Client and server encodings across QD and QE

26 views
Skip to first unread message

Heikki Linnakangas

unread,
Jan 8, 2019, 3:41:02 AM1/8/19
to Greenplum Developers
Hi,

I started to look into the regression failure with the multibyte
regression tests in src/test/mb, reported as
https://github.com/greenplum-db/gpdb/issues/5241. The root cause of the
failure is confusion on client_encoding between QD and QEs.

Currently, we don't do anything special with client_encoding in QE
processes, so its value is set like any other GUC. In most cases, it
means that the QE processes have the same client_encoding setting as the
QD process. That's problematic.

If you look at the whole pipeline from the user to the QE process, we
have a situation like this:

QD QE
client <==> client_enc <-> server_enc <==> client_enc <-> server_enc


When a query enters the system via libpq, from the left, it is first
converted from client_encoding to server encoding, in the QD process. QD
plans the query, and dispatches it to the QE processes.

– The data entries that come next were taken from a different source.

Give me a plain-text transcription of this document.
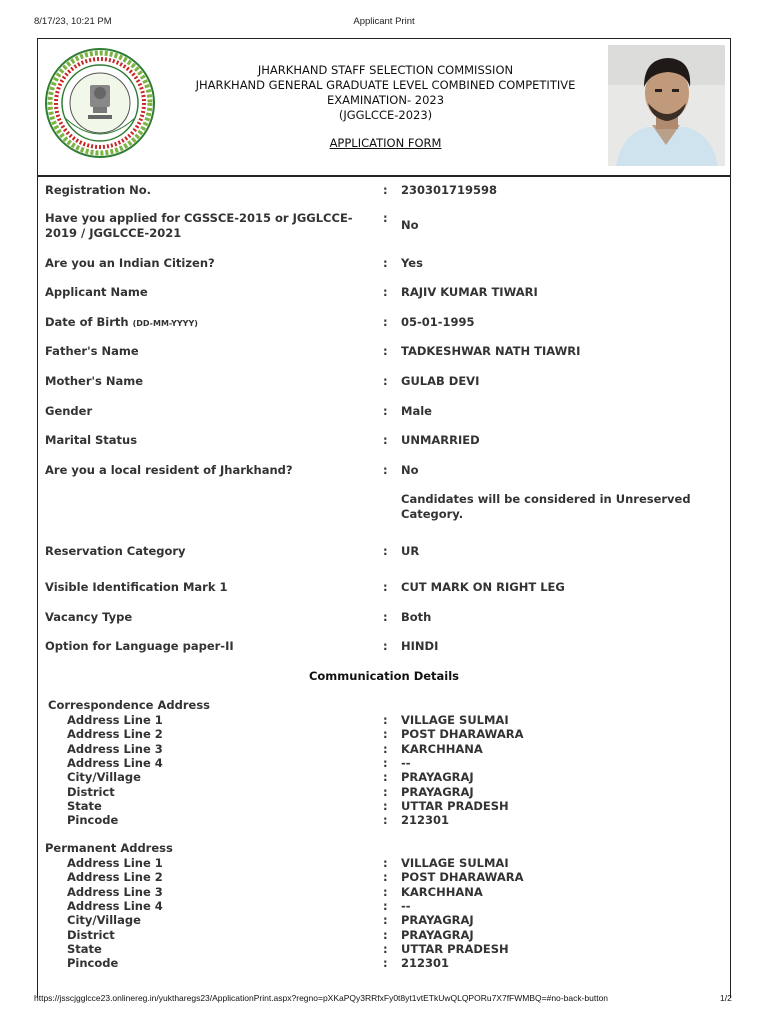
8/17/23, 10:21 PM	Applicant Print
JHARKHAND STAFF SELECTION COMMISSION
JHARKHAND GENERAL GRADUATE LEVEL COMBINED COMPETITIVE
EXAMINATION- 2023
(JGGLCCE-2023)
APPLICATION FORM
Registration No.	: 230301719598
Have you applied for CGSSCE-2015 or JGGLCCE-2019 / JGGLCCE-2021
: No
Are you an Indian Citizen?	: Yes
Applicant Name	: RAJIV KUMAR TIWARI
Date of Birth (DD-MM-YYYY)	: 05-01-1995
Father's Name	: TADKESHWAR NATH TIAWRI
Mother's Name	: GULAB DEVI
Gender	: Male
Marital Status	: UNMARRIED
Are you a local resident of Jharkhand?	: No
Candidates will be considered in Unreserved Category.
Reservation Category	: UR
Visible Identification Mark 1	: CUT MARK ON RIGHT LEG
Vacancy Type	: Both
Option for Language paper-II	: HINDI
Communication Details
Correspondence Address
Address Line 1	: VILLAGE SULMAI
Address Line 2	: POST DHARAWARA
Address Line 3	: KARCHHANA
Address Line 4	: --
City/Village	: PRAYAGRAJ
District	: PRAYAGRAJ
State	: UTTAR PRADESH
Pincode	: 212301
Permanent Address
Address Line 1	: VILLAGE SULMAI
Address Line 2	: POST DHARAWARA
Address Line 3	: KARCHHANA
Address Line 4	: --
City/Village	: PRAYAGRAJ
District	: PRAYAGRAJ
State	: UTTAR PRADESH
Pincode	: 212301
https://jsscjgglcce23.onlinereg.in/yuktharegs23/ApplicationPrint.aspx?regno=pXKaPQy3RRfxFy0t8yt1vtETkUwQLQPORu7X7fFWMBQ=#no-back-button	1/2
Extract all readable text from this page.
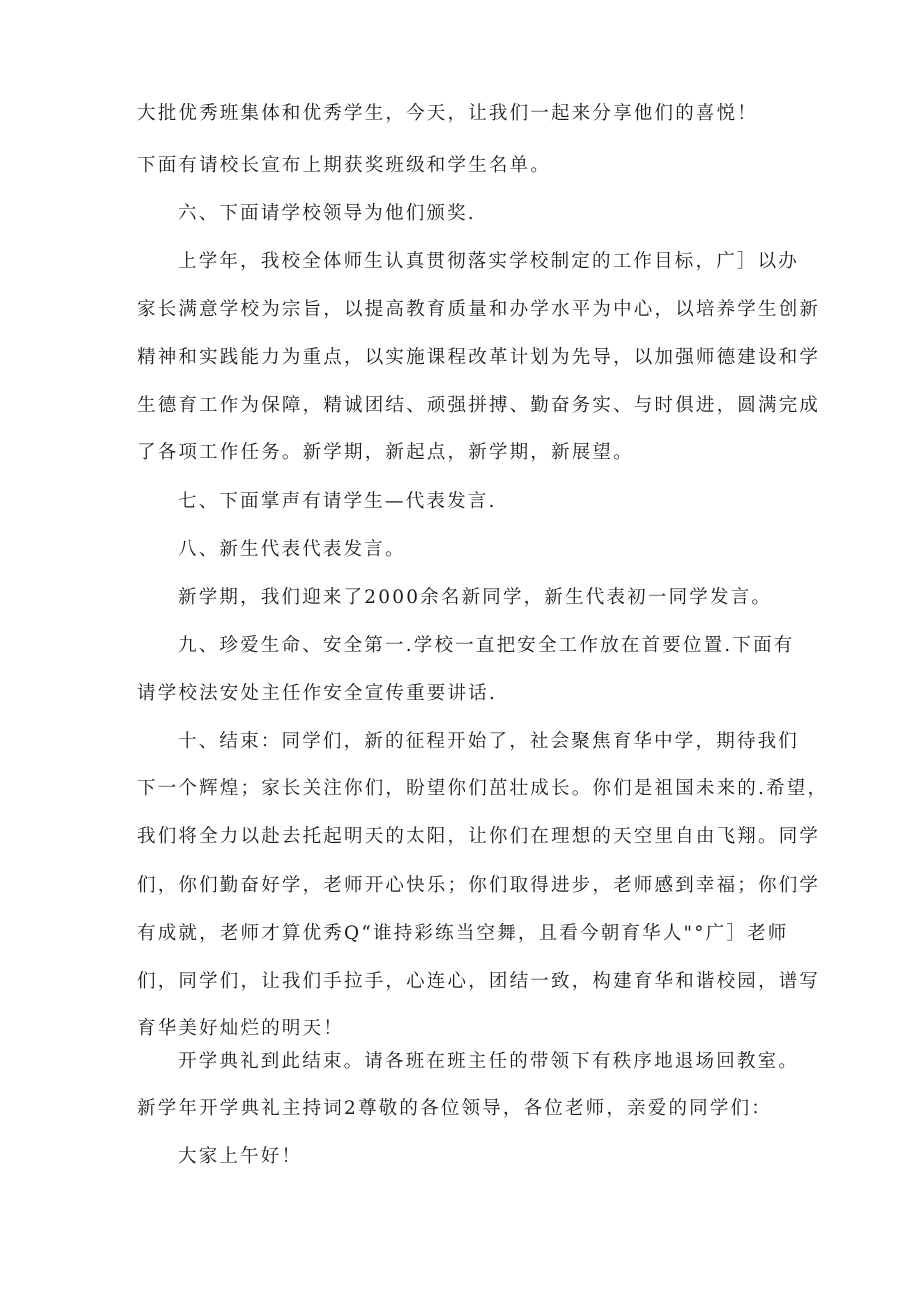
大批优秀班集体和优秀学生，今天，让我们一起来分享他们的喜悦！
下面有请校长宣布上期获奖班级和学生名单。
六、下面请学校领导为他们颁奖.
上学年，我校全体师生认真贯彻落实学校制定的工作目标，广］以办
家长满意学校为宗旨，以提高教育质量和办学水平为中心，以培养学生创新
精神和实践能力为重点，以实施课程改革计划为先导，以加强师德建设和学
生德育工作为保障，精诚团结、顽强拼搏、勤奋务实、与时俱进，圆满完成
了各项工作任务。新学期，新起点，新学期，新展望。
七、下面掌声有请学生—代表发言.
八、新生代表代表发言。
新学期，我们迎来了2000余名新同学，新生代表初一同学发言。
九、珍爱生命、安全第一.学校一直把安全工作放在首要位置.下面有
请学校法安处主任作安全宣传重要讲话.
十、结束：同学们，新的征程开始了，社会聚焦育华中学，期待我们
下一个辉煌；家长关注你们，盼望你们茁壮成长。你们是祖国未来的.希望，
我们将全力以赴去托起明天的太阳，让你们在理想的天空里自由飞翔。同学
们，你们勤奋好学，老师开心快乐；你们取得进步，老师感到幸福；你们学
有成就，老师才算优秀Q“谁持彩练当空舞，且看今朝育华人"°广］老师
们，同学们，让我们手拉手，心连心，团结一致，构建育华和谐校园，谱写
育华美好灿烂的明天！
开学典礼到此结束。请各班在班主任的带领下有秩序地退场回教室。
新学年开学典礼主持词2尊敬的各位领导，各位老师，亲爱的同学们：
大家上午好！
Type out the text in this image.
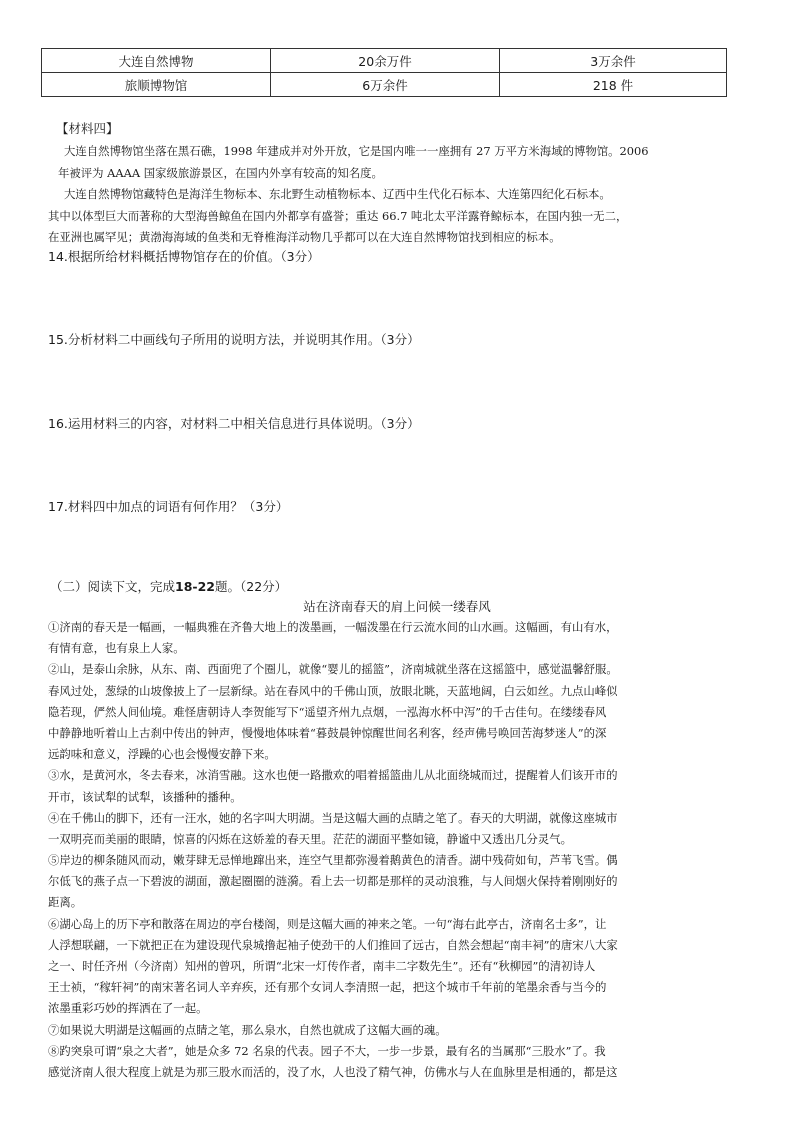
大连自然博物	20余万件	3万余件
旅顺博物馆	6万余件	218 件
【材料四】
大连自然博物馆坐落在黑石礁，1998 年建成并对外开放，它是国内唯一一座拥有 27 万平方米海域的博物馆。2006
年被评为 AAAA 国家级旅游景区，在国内外享有较高的知名度。
大连自然博物馆藏特色是海洋生物标本、东北野生动植物标本、辽西中生代化石标本、大连第四纪化石标本。
其中以体型巨大而著称的大型海兽鲸鱼在国内外都享有盛誉；重达 66.7 吨北太平洋露脊鲸标本，在国内独一无二，
在亚洲也属罕见；黄渤海海域的鱼类和无脊椎海洋动物几乎都可以在大连自然博物馆找到相应的标本。
14.根据所给材料概括博物馆存在的价值。（3分）
15.分析材料二中画线句子所用的说明方法，并说明其作用。（3分）
16.运用材料三的内容，对材料二中相关信息进行具体说明。（3分）
17.材料四中加点的词语有何作用？（3分）
（二）阅读下文，完成18-22题。（22分）
站在济南春天的肩上问候一缕春风
①济南的春天是一幅画，一幅典雅在齐鲁大地上的泼墨画，一幅泼墨在行云流水间的山水画。这幅画，有山有水，
有情有意，也有泉上人家。
②山，是泰山余脉，从东、南、西面兜了个圈儿，就像“婴儿的摇篮”，济南城就坐落在这摇篮中，感觉温馨舒服。
春风过处，葱绿的山坡像披上了一层新绿。站在春风中的千佛山顶，放眼北眺，天蓝地阔，白云如丝。九点山峰似
隐若现，俨然人间仙境。难怪唐朝诗人李贺能写下“遥望齐州九点烟，一泓海水杯中泻”的千古佳句。在缕缕春风
中静静地听着山上古刹中传出的钟声，慢慢地体味着“暮鼓晨钟惊醒世间名利客，经声佛号唤回苦海梦迷人”的深
远韵味和意义，浮躁的心也会慢慢安静下来。
③水，是黄河水，冬去春来，冰消雪融。这水也便一路撒欢的唱着摇篮曲儿从北面绕城而过，提醒着人们该开市的
开市，该试犁的试犁，该播种的播种。
④在千佛山的脚下，还有一汪水，她的名字叫大明湖。当是这幅大画的点睛之笔了。春天的大明湖，就像这座城市
一双明亮而美丽的眼睛，惊喜的闪烁在这娇羞的春天里。茫茫的湖面平整如镜，静谧中又透出几分灵气。
⑤岸边的柳条随风而动，嫩芽肆无忌惮地蹿出来，连空气里都弥漫着鹅黄色的清香。湖中残荷如旬，芦苇飞雪。偶
尔低飞的燕子点一下碧波的湖面，激起圈圈的涟漪。看上去一切都是那样的灵动浪雅，与人间烟火保持着刚刚好的
距离。
⑥湖心岛上的历下亭和散落在周边的亭台楼阁，则是这幅大画的神来之笔。一句“海右此亭古，济南名士多”，让
人浮想联翩，一下就把正在为建设现代泉城撸起袖子使劲干的人们推回了远古，自然会想起“南丰祠”的唐宋八大家
之一、时任齐州（今济南）知州的曾巩，所谓“北宋一灯传作者，南丰二字数先生”。还有“秋柳园”的清初诗人
王士祯，“稼轩祠”的南宋著名词人辛弃疾，还有那个女词人李清照一起，把这个城市千年前的笔墨余香与当今的
浓墨重彩巧妙的挥洒在了一起。
⑦如果说大明湖是这幅画的点睛之笔，那么泉水，自然也就成了这幅大画的魂。
⑧趵突泉可谓“泉之大者”，她是众多 72 名泉的代表。园子不大，一步一步景，最有名的当属那“三股水”了。我
感觉济南人很大程度上就是为那三股水而活的，没了水，人也没了精气神，仿佛水与人在血脉里是相通的，都是这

You might think that things go wrong right there, because the QE will
try to perform the client->server encoding conversion again. But it
works, because the QE->QE dispatching is performed using the special 'M'
message type, and the code in tcop/postgres.c that handles that, doesn't
perform encoding conversion. So the query is expected to already be in
server encoding, which is correct. Transferring the query result back to
the client also works, because the results from QEs to QD are not sent
via the libpq connection. They are sent via the interconnect, which also
doesn't do any encoding conversions. So all that communication between
the QD and QD works in the server encoding.

Except for a few things:

1. COPY TO is one exception: the data is converted to the client
encoding already in the QE. That's mostly handled correctly, except in
the case exposed in github issue #5241, where the QE's client_encoding
setting is different from the QD's.

2. ERROR processing. If an error happens in a QE, the QE converts it
from server to client encoding, and sends it back to the QD. The QD
incorrectly assumes that it's in the server encoding, and will try to
convert it again. As a result, you get e.g. this:

postgres=# create function raise_error(t text) returns void as $$
begin
-- Unicode code point 196 is "Latin Capital Letter a with Diaeresis".
raise 'raise_error called on %. Here''s a funny character: %', t,
chr(196);
end;
$$ language plpgsql;
CREATE FUNCTION
postgres=# set client_encoding=latin1;
SET
postgres=# select raise_error(t) from enctest;
FATAL: Unexpected internal error (elog.c:259)
DETAIL: FailedAssertion("!(pg_verifymbstr(*str, len, ((bool) 1)))",
File: "elog.c", Line: 259)
HINT: Process 32757 will wait for gp_debug_linger=120 seconds before
termination.
Note that its locks and other resources will not be released until then.
server closed the connection unexpectedly
This probably means the server terminated abnormally
before or while processing the request.
The connection to the server was lost. Attempting reset: Succeeded.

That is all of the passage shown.